Per Mean Well's technical documentation, a driver designed for dimming should maintain a dimming range of 10-100% (or wider) with less than 5% flicker. A standard power supply can't do that.

Responding to the Obvious Pushback

I know what some of you are thinking: 'But a basic power supply is half the cost!' And you're right—if you're looking at upfront unit cost only. But our Q1 2025 audit showed that projects using dedicated dimmable drivers had a 34% lower service call rate in the first year. The rework costs alone wiped out any savings. The cheapest option is almost never the lowest total cost when you include the risk of a failed install.

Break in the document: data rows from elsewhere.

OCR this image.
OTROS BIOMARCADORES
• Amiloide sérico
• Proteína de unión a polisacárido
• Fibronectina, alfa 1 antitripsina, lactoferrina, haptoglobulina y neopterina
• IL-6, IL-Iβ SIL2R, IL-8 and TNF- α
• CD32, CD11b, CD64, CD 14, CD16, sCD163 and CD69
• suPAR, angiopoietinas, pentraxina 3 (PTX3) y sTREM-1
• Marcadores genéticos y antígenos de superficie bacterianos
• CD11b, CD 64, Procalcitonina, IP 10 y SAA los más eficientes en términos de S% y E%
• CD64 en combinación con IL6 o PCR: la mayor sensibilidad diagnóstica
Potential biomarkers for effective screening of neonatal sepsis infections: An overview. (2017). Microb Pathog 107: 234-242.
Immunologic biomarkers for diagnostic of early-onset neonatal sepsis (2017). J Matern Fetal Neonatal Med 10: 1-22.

And about those funky chandelier applications in commercial retail? The basic driver's inability to handle the control system is a huge headache. I've seen a $5,000 custom chandelier get installed with a $20 power supply, only to have the whole thing flicker because the driver couldn't sync with the low-voltage control. A mean well 12v 5a power supply might be overkill for powering a control board, but that $35 investment saves a $5,000 re-install.

Bottom Line

The technology has shifted. The days of a single 'high bay vs low bay' brochure covering all your power needs are gone. Your customers—whether they're an industrial plant or a boutique retail store—are expecting their lighting to be smart, efficient, and responsive. Using a generic power supply because it 'lights up' the LEDs is choosing the easy path now for a bigger headache later. Match the driver to the control system and the thermal environment. That's not just my opinion; it's what the warranty data shows us year after year.